Ah’ itu hanya sedikit gambaran mengenai daeraku, jika ingin mengetahui lebih banyak tentang desah pemburu simak ceritahku berikut ini.
Rabu 5 Agustus 2020, ketika sang fajar mulai menunjukan sinarnya, tepatnya pukul 05,23 wita, saya bergegas mepersiapkan keperluan untuk traveling ke desah pemburu, BTW traveling kali ini saya ditemani laki-laki tampan yang bernama Ospo, karena traveling kali ini bersaaman dengan kegiatan pengumpulan data untuk melengkapi tugas akhir saya ( skripsi).
Tepat pukul 07:00 wita berangkatlah kami berdua menuju desah pemburu, kami memutuskan menggunakan kendaraan pribadi karena jumlah angkutan umum yang minim, masyarakat Lembata bisah dikatan semuanya pembalap off road, HEHEHEHE jalanan bebatuan dan pasir menjadi pemandamgam yang lazim bagi setiap pengendara kendaraan bermotor, heheheheh inilah negeriku, negeri dengan sejuta pesona yang salah urus, ‘UPSS“ lupakanlah ! itu ruang tugasnya pemerintah.
Pukul 09:00 wita tibalah kami di desah pemburuh,” HEHEHEH “ mungkin mendengar kata pemburu anda akan beripikiran tentang tombak, parang, sangar kasar dan kejam, jangan salah bray masyarakat di desah Lamalerah ramah dan baik kepada semua orang, kecuali pendatang yang tidak punya etika dan tata krama, hal seperti ini memang lazim untuk semua daerah di Indonesia,
di pintu masuk, seperti yang diceritakan di mana-mana ternyata benar, aroma daging dan minyak ikan paus bercampur aroma laut selatan seakan menyambut kedatangan kami.
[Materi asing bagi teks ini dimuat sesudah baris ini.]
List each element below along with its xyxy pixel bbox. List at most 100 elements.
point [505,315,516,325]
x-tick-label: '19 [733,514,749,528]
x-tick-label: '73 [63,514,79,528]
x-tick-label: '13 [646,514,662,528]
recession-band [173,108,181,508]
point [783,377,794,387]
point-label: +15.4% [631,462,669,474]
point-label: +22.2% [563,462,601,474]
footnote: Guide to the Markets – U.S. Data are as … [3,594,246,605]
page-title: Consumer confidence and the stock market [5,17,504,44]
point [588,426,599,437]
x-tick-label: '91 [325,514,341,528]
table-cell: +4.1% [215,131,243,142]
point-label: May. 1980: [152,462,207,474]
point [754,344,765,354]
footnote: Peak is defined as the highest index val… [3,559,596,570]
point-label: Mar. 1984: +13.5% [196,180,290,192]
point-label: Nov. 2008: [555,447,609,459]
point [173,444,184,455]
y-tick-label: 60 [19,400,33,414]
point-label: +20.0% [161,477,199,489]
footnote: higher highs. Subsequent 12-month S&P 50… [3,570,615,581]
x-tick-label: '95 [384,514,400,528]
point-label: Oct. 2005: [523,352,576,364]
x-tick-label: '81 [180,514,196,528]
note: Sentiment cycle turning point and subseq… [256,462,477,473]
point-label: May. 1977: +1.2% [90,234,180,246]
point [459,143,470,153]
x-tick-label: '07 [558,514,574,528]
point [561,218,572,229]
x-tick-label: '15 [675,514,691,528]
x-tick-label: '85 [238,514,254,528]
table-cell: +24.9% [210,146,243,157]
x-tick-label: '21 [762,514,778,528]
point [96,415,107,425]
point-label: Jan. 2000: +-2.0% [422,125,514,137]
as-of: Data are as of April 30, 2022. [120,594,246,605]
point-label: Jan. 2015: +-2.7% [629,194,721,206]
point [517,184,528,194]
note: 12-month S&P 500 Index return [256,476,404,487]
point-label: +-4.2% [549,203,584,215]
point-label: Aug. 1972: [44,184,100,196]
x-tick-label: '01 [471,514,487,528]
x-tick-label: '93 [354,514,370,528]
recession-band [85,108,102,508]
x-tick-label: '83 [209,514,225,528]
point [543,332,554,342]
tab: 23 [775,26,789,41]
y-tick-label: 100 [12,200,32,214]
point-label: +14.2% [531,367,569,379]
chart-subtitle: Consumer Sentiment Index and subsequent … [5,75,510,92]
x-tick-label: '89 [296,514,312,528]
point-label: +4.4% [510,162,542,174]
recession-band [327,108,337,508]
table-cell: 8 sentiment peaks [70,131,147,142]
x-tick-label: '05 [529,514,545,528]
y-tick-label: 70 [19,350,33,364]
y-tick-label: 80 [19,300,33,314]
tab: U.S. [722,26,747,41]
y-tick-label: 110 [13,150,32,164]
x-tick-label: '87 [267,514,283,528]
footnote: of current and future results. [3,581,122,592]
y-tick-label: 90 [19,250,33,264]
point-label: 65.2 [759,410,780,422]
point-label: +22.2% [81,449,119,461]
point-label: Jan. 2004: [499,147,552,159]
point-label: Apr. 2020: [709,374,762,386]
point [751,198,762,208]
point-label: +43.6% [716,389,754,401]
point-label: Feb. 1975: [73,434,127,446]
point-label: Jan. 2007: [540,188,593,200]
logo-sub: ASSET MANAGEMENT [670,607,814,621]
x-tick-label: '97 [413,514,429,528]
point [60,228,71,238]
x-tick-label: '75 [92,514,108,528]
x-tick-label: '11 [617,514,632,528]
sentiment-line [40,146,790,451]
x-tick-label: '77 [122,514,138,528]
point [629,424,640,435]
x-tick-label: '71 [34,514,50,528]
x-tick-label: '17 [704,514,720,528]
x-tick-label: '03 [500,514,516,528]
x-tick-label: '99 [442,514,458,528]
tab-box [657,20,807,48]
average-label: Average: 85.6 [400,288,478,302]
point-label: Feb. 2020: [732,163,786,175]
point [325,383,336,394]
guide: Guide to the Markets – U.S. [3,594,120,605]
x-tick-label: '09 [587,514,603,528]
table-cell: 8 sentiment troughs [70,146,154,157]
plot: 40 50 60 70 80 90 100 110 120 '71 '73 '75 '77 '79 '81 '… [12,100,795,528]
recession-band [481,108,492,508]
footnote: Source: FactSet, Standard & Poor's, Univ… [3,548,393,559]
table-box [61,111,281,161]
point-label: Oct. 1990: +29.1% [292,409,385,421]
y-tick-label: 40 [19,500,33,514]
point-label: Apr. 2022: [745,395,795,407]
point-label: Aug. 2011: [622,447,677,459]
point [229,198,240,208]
Itu tradisi Kampung Lamalera, tulang-tulang ikan Paus yang sudah kering, tersusun rapi membentuk pagar di setiap halaman rumah, dialek kampung dan teriakan anak-anak mulai terdengar. Bayangkan betapa bahagianya saya.
Karena cuaca yang panas kami memutuskan untuk bersantai di pingir pantai, menikmati semilir angin pantai Lamalera, sesekali terdengar bunyi gelombang laut menghantam hamparan batu wadas dipinggiran pantai. Sungguh pemandangan yang indah, pantai yang bersih, anak-anak yang bersorak riang sambil mandi, kebahagiaan mana yang mesti kau sembunyikan lagi. Di sepanjang pantai terlihat paledang dan tali temali perlengkapan untuk menangkap ikan berjejer masing-masing di pondok tempat penyimpanan, masing-masing suku mempunyai itu.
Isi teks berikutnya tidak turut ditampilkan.